As Cobb and Comfort rehash, shortly after Watson saw Photograph 51, Crick’s supervisor, Max Perutz, handed them an informal report of the activity of the Franklin and Wilkin’s MRC unit, which Perutz had been given as part of an official visit to the unit in December 1952. This included a page from Franklin, describing her work. The letter was not confidential, but questions still remain on whether it was meant to be shared with Watson and Crick,
In her contribution to the MRC report, Franklin confirmed the 34 Å result for the B form. She also reported that the unit cell of DNA was huge. Franklin added some key crystallographic data for the A form, indicating that it had a “C2” symmetry, which in turn implied that the molecule had an even number of sugar-phosphate strands running in opposite directions.
“Notes by Crick for a lecture on the history of the double helix, given to historians of science at the University of Oxford in May 1961, together with formal and informal remarks made throughout his life, reveal that, unlike Photograph 51, this report was truly significant for confirming the structure that Watson and Crick eventually obtained,” write Cobb and Comfort. “In the end, neither Photograph 51 nor the MRC report ‘gave’ Watson and Crick the double helix. What did was six weeks of what they later described as trial and error—making chemical calculations and fiddling about with cardboard models.”
In a full description of DNA’s structure in a paper submitted in August 1953 and published in 1954, Crick and Watson acknowledged that their conclusions would have been “unlikely if not impossible” without the MRC report.
A missing piece of TIME
Three weeks after the DNA papers were published in Nature, they caught the attention of Joan Bruce, a London journalist working for Time. In the draft news article that Cobb and Comfort recently discovered, Bruce portrayed the DNA research as being done by two teams—one consisting of Wilkins and Franklin gathering experimental evidence using X-ray analysis; and the second comprising Watson and Crick working on theory.
To a certain extent, wrote Bruce, the teams worked independently, although “they linked up, confirming each other’s work from time to time, or wrestling over a common problem”. The professors point to two specific examples of Franklin’s work that they say “render [her] in a position of strength, every bit a peer of Wilkins, Crick and Watson.”
“[This] strengthens our case that Franklin was an equal member in a group of four scientists working on the structure of DNA. She was recognized by her colleagues as such, although that acknowledgement was both belated and understated,” write Cobb and Comfort.

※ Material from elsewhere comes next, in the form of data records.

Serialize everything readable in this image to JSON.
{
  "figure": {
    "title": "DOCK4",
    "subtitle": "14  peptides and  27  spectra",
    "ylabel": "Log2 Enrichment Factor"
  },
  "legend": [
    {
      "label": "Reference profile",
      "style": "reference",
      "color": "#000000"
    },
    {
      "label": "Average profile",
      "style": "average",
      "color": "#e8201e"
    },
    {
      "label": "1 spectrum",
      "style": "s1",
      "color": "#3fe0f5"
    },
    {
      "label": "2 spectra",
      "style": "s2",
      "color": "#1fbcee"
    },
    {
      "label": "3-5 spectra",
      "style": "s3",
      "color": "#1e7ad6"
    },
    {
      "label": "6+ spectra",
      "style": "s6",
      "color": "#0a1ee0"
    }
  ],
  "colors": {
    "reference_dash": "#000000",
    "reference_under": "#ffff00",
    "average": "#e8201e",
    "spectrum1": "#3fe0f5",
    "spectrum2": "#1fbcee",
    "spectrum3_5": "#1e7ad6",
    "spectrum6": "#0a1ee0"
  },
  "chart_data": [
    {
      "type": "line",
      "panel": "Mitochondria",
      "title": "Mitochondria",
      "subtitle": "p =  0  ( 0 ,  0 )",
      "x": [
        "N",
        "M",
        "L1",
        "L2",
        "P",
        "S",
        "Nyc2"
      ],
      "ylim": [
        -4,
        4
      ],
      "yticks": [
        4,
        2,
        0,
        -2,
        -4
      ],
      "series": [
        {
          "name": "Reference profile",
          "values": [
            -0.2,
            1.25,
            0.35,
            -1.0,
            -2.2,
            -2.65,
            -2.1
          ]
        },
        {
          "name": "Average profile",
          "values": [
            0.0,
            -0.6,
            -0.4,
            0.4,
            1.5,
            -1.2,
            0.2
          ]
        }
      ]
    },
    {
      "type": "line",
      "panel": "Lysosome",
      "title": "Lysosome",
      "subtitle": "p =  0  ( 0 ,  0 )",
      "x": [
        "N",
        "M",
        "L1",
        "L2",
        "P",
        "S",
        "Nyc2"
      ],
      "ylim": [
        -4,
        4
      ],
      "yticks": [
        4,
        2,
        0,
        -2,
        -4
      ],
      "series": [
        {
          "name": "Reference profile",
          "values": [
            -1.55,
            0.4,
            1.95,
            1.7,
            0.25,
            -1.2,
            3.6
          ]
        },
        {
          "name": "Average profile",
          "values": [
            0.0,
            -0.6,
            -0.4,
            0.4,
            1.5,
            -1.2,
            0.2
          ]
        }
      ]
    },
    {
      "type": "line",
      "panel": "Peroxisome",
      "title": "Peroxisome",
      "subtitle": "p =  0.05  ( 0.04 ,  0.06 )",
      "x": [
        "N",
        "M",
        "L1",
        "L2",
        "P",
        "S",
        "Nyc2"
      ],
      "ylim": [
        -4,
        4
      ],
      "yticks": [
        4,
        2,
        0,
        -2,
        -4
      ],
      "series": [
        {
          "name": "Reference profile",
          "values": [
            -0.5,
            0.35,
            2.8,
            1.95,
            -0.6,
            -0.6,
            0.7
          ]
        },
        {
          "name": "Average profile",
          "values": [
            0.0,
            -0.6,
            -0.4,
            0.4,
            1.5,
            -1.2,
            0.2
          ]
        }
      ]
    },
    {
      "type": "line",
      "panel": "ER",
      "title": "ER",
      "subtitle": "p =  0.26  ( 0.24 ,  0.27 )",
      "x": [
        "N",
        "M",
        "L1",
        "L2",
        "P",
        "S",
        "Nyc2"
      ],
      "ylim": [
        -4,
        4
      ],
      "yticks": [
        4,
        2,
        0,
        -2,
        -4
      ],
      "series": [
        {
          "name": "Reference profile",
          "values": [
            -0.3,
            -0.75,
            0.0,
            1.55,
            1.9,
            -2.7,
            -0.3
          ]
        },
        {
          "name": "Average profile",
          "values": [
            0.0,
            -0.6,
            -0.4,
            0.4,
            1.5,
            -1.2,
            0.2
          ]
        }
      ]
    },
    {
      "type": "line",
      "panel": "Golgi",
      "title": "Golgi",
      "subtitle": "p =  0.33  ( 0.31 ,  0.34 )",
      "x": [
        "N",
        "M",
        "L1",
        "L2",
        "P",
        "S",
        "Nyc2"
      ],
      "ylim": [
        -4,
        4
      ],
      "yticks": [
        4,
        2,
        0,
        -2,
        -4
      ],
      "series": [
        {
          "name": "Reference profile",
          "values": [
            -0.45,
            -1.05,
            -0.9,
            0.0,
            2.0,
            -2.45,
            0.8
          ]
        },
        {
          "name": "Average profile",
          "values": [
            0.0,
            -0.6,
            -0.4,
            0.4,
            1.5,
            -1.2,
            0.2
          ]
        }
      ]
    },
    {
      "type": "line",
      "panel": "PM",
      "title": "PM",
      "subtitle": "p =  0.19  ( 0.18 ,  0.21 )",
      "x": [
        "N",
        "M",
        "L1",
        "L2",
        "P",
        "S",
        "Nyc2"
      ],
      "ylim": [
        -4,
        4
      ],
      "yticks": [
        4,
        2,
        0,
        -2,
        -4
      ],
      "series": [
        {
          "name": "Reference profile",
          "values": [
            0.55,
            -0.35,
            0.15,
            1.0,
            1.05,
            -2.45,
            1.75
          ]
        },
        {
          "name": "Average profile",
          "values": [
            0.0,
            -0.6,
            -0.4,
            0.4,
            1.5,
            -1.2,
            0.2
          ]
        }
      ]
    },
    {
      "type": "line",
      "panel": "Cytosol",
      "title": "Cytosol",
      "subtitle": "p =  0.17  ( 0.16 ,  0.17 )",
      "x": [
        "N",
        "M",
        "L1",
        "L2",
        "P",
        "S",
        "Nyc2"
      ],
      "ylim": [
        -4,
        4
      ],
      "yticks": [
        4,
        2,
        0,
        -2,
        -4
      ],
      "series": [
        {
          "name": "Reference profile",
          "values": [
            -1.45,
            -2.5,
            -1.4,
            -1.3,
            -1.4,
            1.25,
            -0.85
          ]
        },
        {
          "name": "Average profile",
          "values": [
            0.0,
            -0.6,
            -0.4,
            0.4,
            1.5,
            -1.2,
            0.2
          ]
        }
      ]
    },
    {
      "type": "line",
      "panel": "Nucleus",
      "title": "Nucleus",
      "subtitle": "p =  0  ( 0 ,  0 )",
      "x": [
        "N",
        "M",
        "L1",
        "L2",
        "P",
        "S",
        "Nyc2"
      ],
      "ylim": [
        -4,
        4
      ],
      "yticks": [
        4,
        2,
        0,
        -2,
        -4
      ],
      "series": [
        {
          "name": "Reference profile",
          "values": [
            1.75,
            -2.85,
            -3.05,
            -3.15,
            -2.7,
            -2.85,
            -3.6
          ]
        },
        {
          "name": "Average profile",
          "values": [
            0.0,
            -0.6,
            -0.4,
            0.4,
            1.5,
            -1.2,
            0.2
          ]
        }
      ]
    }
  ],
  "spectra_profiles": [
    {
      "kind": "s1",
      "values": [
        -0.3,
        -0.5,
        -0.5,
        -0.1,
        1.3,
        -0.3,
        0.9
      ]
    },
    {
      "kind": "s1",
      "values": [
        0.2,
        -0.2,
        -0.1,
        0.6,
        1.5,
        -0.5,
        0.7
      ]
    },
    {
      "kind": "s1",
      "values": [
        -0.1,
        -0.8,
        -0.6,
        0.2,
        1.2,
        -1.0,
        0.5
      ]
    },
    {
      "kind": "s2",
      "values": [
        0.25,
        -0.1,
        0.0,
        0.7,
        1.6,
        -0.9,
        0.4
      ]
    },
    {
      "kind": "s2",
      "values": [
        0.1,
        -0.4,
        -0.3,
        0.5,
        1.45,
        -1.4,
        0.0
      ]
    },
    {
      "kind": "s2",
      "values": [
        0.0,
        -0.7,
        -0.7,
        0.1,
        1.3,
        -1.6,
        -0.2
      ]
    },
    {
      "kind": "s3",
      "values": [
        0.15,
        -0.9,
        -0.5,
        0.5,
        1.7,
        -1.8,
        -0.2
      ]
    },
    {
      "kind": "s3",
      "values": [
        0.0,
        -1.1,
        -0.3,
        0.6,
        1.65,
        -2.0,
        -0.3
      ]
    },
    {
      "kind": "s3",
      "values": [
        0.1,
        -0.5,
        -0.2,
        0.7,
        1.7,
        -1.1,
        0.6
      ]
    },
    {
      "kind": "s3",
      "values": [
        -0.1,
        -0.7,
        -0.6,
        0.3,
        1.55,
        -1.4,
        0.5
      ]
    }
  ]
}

Ultimately, Bruce’s article was scraped as it needed a lot of revisions to ger the science correct. Still, even as a draft, the article portrays franklin as a valued member of the four-person DNA team.
“It is tantalizing to think how people might remember the double-helix story had Bruce’s article been published, suitably scientifically corrected. From the outset, Franklin would have been represented as an equal member of a quartet who solved the double helix, one half of the team that articulated the scientific question, took important early steps toward a solution, provided crucial data and verified the result,” conclude Cobb and Comfort.